Aggregate demand can be thought of as a combination of all the different products people may want to buy.

REAL BALANCE EFFECT Aggregate demand curve is downsloping because of the real balance effect. If prices are higher than averages, then the purchasing power of monetary assets decreases and individuals tend to feel poorer and buy less. If prices are lower than historical price averages, the purchasing power of monetary assets increases, individuals tend to feel wealthier and buy more.

There is an inverse mathematical relationship between interest rates and financial assets. Securities markets, such as the New York Stock Exchange, are very sensitive to inflation which is the major cause for increasing interest rates. This sensitivity was observed in October 19, 1987 stock market crash. It was also observed in securities markets reactions to to lowering of interest rates by the US federal reserve bank in 2001.

AGGREGATE SUPPLY

Aggregate supply is made of three sections: the classical range is vertical, the Keynesian range is horizontal and the intermediate range is upsloping.

Graph G-MAC7.1

aggregate-supply

The aggregate supply can be thought of as the combination of all the goods that firms produce: it is GNP if the government is ignored.

CLASSICAL RANGE

The classical range of aggregate supply is vertical because of the proposition of the classical theory that prices will adjust so that output is always at full employment. In this range, expanding aggregate demand will cause inflation, while contracting aggregate demand will reduce inflation.

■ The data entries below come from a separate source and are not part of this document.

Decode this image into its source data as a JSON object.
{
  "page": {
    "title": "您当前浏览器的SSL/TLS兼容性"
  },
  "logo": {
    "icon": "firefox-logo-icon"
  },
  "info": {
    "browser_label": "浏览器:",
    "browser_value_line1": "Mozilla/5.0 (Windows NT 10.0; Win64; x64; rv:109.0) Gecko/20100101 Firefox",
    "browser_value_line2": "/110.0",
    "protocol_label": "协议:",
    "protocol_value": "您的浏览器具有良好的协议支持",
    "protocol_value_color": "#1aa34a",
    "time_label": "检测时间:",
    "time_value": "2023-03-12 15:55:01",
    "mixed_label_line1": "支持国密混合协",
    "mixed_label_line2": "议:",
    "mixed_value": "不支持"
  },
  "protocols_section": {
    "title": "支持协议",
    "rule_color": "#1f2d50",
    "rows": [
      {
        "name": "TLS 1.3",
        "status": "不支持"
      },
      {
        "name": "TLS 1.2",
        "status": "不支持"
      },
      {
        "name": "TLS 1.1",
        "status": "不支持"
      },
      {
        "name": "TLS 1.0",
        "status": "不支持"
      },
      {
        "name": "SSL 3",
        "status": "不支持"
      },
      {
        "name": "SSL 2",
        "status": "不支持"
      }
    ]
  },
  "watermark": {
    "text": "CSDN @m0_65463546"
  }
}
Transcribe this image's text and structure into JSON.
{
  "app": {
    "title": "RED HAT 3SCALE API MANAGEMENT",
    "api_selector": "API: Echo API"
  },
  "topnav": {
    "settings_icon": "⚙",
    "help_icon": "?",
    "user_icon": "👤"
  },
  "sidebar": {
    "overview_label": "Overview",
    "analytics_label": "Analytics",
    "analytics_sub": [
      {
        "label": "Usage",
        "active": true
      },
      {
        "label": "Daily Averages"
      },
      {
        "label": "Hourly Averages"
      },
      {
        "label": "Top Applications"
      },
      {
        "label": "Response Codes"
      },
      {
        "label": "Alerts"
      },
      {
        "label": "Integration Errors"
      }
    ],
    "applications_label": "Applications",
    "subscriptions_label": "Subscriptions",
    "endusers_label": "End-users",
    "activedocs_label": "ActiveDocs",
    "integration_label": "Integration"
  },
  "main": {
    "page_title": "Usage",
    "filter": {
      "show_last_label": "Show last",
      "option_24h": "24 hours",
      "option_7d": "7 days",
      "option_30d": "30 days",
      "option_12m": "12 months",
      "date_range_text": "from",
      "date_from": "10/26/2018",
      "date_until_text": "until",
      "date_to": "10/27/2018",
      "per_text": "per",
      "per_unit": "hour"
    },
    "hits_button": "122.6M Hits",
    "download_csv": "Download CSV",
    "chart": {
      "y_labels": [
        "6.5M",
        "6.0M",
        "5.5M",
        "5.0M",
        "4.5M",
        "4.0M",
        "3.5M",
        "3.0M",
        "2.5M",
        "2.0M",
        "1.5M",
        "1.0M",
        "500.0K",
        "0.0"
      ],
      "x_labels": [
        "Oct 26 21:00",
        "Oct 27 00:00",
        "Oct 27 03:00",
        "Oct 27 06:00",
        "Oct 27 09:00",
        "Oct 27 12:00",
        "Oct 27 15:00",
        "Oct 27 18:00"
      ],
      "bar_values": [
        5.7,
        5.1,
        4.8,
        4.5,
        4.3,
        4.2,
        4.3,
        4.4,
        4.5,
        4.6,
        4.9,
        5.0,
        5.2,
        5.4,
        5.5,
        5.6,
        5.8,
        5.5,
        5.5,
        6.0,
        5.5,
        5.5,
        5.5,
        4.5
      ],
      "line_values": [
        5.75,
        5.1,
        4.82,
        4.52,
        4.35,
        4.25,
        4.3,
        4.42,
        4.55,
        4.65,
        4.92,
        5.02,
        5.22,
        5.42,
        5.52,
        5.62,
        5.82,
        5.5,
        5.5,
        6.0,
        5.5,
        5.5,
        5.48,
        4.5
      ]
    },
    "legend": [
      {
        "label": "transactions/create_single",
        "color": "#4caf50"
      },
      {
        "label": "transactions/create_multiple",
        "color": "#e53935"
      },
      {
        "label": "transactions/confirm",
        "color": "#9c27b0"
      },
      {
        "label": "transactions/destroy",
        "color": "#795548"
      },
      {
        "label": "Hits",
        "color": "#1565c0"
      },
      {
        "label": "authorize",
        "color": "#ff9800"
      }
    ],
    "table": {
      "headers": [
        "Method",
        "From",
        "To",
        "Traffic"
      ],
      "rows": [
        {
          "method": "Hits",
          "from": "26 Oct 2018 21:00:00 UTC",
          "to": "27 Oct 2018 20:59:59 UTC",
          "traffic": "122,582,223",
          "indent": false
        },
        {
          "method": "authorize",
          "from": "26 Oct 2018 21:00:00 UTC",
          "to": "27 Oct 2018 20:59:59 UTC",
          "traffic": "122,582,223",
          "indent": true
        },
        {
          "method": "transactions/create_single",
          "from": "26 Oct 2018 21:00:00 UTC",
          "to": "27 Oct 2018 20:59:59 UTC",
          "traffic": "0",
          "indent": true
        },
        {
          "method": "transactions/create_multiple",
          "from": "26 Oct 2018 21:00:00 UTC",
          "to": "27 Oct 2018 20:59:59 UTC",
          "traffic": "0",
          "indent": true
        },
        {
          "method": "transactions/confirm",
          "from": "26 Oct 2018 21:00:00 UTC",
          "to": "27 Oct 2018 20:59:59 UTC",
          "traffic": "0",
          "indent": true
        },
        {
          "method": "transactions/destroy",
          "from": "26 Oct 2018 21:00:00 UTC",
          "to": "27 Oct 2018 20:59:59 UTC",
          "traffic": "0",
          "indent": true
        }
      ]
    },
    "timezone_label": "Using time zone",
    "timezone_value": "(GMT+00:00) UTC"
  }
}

There are many sectors of the economy where all adjustments take place through price changes. One can think of all goods related to fashion: if a dress is in high demand, it will be priced very high; but if the dress is out of fashion, the price will be very low and, eventually, it will not be produced at all.

KEYNESIAN RANGE

The Keynesian range of aggregate supply corresponds to the proposition that when price are very low, firms will prefer to cut production rather than sell at a loss. In this range, any change in aggregate demand will produce a change in output. Thus, in the case of a recession the correct government policy is to expand aggregate demand.

Numerous sectors of the economy have very few changes in price but sizable changes in the volume of production and the number of employees. For example, car manufacturers offer rebates which do not amount to even 10% of the value of a car. Compared to changes in price of 50% or more in clothing for instance, the car rebates are very small. The reason is the large fixed costs. Closings of entire car manufacturing plants are not uncommon during recessions.

INTERMEDIATE RANGE

This intermediate range of aggregate supply represents the case of preliminary inflation (or sectoral inflation): when demand and output expand, some sectors of the economy may experience bottlenecks and require that prices increase because output cannot.

Some sectors of the economy tend to experience price and quantity changes at the same time. This would seem to be true of all the consumer goods sectors such as radios and televisions, or sport equipment.

AGGREGATE DEMAND POLICIES

When the intersection of aggregate demand and aggregate supply occurs in the Keynesian horizontal range a recession and excessive unemployment are present: the recommended policy would be to stimulate aggregate demand. When the intersection is in the classical vertical range, inflation is present: the recommended policy would be to contract aggregate demand.

Graph G-MAC7.2

policy-choice

Throughout the 1960’s and the 1970’s, the emphasis of the American administration has been to stimulate aggregate demand in order to control unemployment. Control of inflation was accomplished with the help of tax changes or controls over prices and wages.

SUPPLY SIDE POLICIES

Supply side policies can be shown by attributing periods of stagflation (high prices and low level of output) to upward shifts of aggregate supply. The recommended policy would then not be an increased aggregate demand which adds to inflation, but instead a shift in aggregate supply downward by cutting costs of production.

During the 1980’s, the American administration has attempted to control the economy by paying more attention to the supply side of the economy. Specifically, costs of production are affected by regulations, restrictions and subsidies enacted by government bodies.